Eine Analyse der Food and Drug Administration-Datenbank durch NPR zeigt, dass die 92 Angebote der Website weniger als 12 % der Markenmedikamente abdecken, die von den teilnehmenden Unternehmen hergestellt werden.

Entscheidende Behandlungen für Krebs, HIV und entzündliche Erkrankungen fehlen auf der Plattform vollständig.

Laut Dr. Ben Rome, einem Arzt am Brigham and Women’s Hospital, nehmen viele Pharmaunternehmen nur in sehr geringem Umfang teil.

„Die wichtigste Erkenntnis ist, dass die meisten dieser Unternehmen dies für eine kleine Anzahl von Produkten und in einem begrenzten Rahmen tun“, sagte Rome gegenüber NPR und fügte hinzu, sie handelten nicht in großem Maßstab.

Bessere Optionen existieren

Viele der angeblich exklusiven präsidialen Rabatte werden leicht von einfachen Generika übertroffen.

So listet die Website beispielsweise das Arthritis-Medikament Xeljanz zu einem reduzierten Preis von 1.518 US-Dollar. Eine generische Version desselben Medikaments wird jedoch anderswo online für nur 30 US-Dollar verkauft.

Die Gesundheitsökonomin Rena Conti von der Boston University erklärte gegenüber NPR, dass Unternehmen bewusst auswählen und aussuchen, welche Produkte sie rabattieren.

Ihre hochprofitablen Blockbuster halten sie aus dem Programm heraus, weil sie ihr eigentliches Geld durch Patienten mit Standardversicherungsplänen verdienen.

„Die Unternehmen bieten Deals für die Produkte an, die sie auswählen, nicht für die Gesamtheit der Produkte, die sie anbieten“, erklärte Conti.

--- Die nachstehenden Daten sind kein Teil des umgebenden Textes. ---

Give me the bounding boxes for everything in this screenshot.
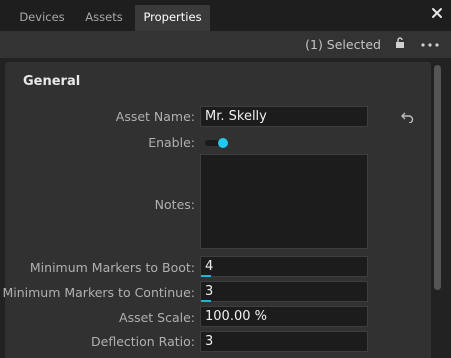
more-horizontal-icon[interactable] bbox=[421, 43, 439, 47]
min-markers-boot-input[interactable]: 4 bbox=[200, 256, 368, 277]
close-icon[interactable] bbox=[430, 6, 444, 20]
input-accent bbox=[201, 275, 211, 277]
toggle-knob bbox=[218, 138, 228, 148]
tab-assets[interactable]: Assets bbox=[76, 5, 132, 31]
enable-label: Enable: bbox=[148, 135, 195, 150]
min-markers-continue-label: Minimum Markers to Continue: bbox=[2, 285, 195, 300]
asset-scale-label: Asset Scale: bbox=[119, 310, 195, 325]
unlock-icon[interactable] bbox=[395, 37, 405, 49]
undo-icon[interactable] bbox=[401, 111, 414, 123]
enable-toggle[interactable] bbox=[203, 137, 229, 149]
scrollbar-thumb[interactable] bbox=[434, 65, 441, 290]
notes-textarea[interactable] bbox=[200, 154, 368, 249]
section-title: General bbox=[23, 74, 81, 89]
tab-properties[interactable]: Properties bbox=[135, 5, 210, 31]
deflection-ratio-label: Deflection Ratio: bbox=[91, 334, 195, 349]
properties-toolbar: (1) Selected bbox=[0, 31, 451, 58]
min-markers-continue-input[interactable]: 3 bbox=[200, 281, 368, 302]
asset-name-input[interactable]: Mr. Skelly bbox=[200, 106, 368, 127]
selection-count: (1) Selected bbox=[305, 37, 381, 52]
notes-label: Notes: bbox=[154, 197, 195, 212]
min-markers-continue-value: 3 bbox=[205, 284, 214, 299]
asset-scale-input[interactable]: 100.00 % bbox=[200, 306, 368, 327]
tab-bar: Devices Assets Properties bbox=[0, 0, 451, 31]
deflection-ratio-input[interactable]: 3 bbox=[200, 331, 368, 352]
asset-name-label: Asset Name: bbox=[115, 109, 195, 124]
min-markers-boot-label: Minimum Markers to Boot: bbox=[29, 260, 195, 275]
tab-devices[interactable]: Devices bbox=[10, 5, 74, 31]
min-markers-boot-value: 4 bbox=[205, 259, 214, 274]
input-accent bbox=[201, 300, 211, 302]
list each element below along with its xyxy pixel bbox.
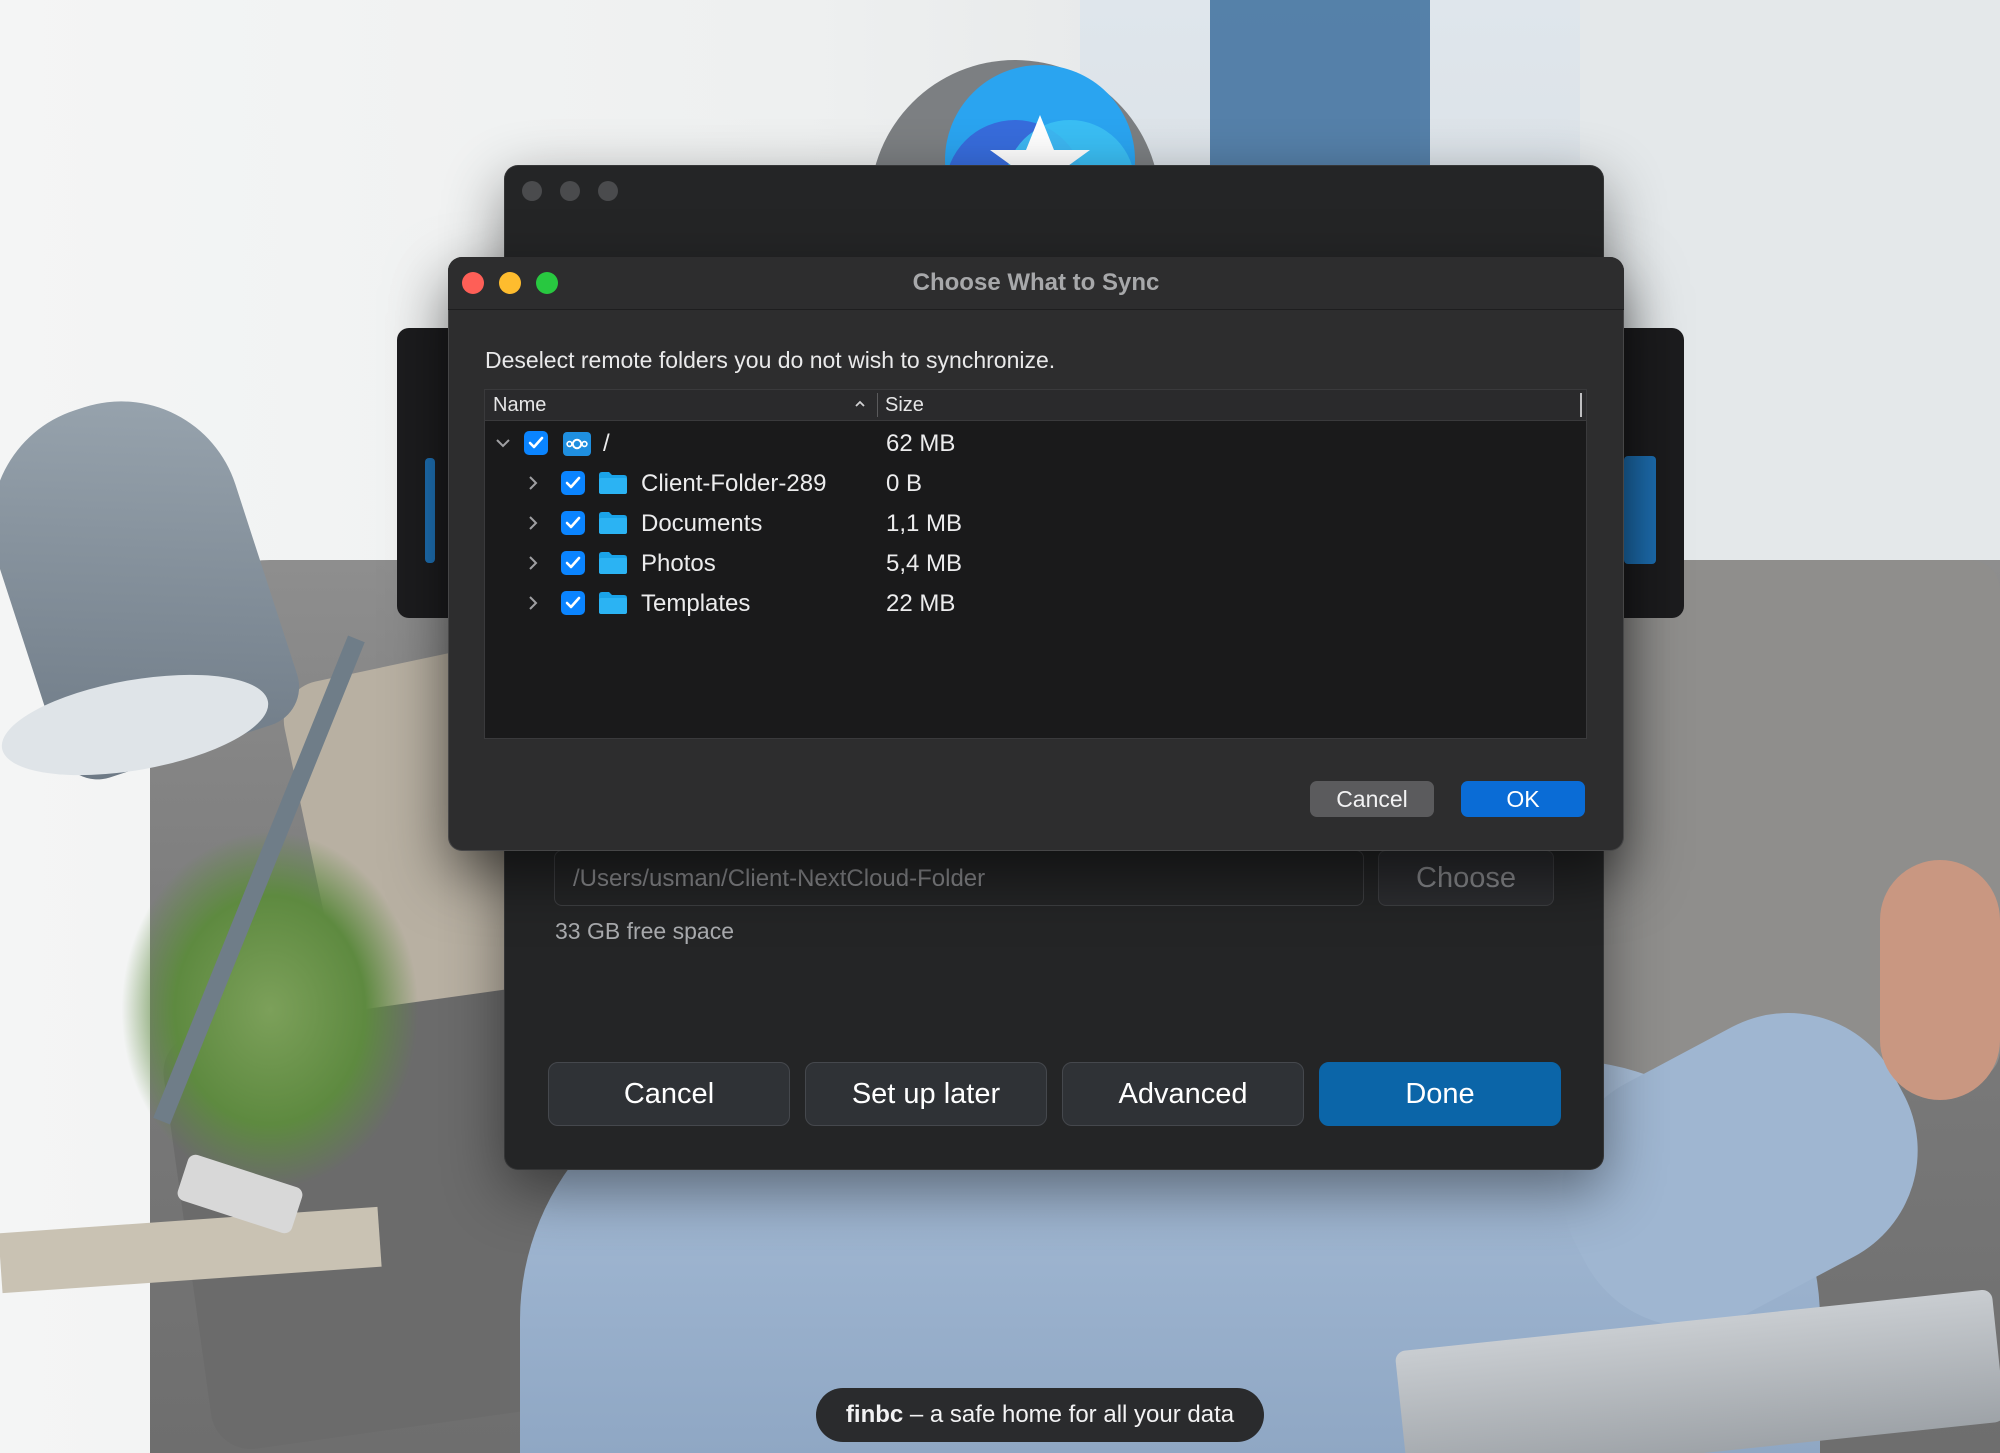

Sie merkte an, dies klinge zwar großartig, helfe aber tatsächlich nur einem sehr kleinen Teil der Barzahler.

Tatsächlich sind die meisten Patienten mit einer guten Krankenversicherung mit ihren eigenen Zuzahlungen weitaus besser dran. Während die Website stolz behauptet, den Amerikanern über 400 Millionen US-Dollar gespart zu haben, hat sich diese Zahl seit einem Monat nicht geändert, und das Weiße Haus hat Anfragen zur Überprüfung der Daten ignoriert.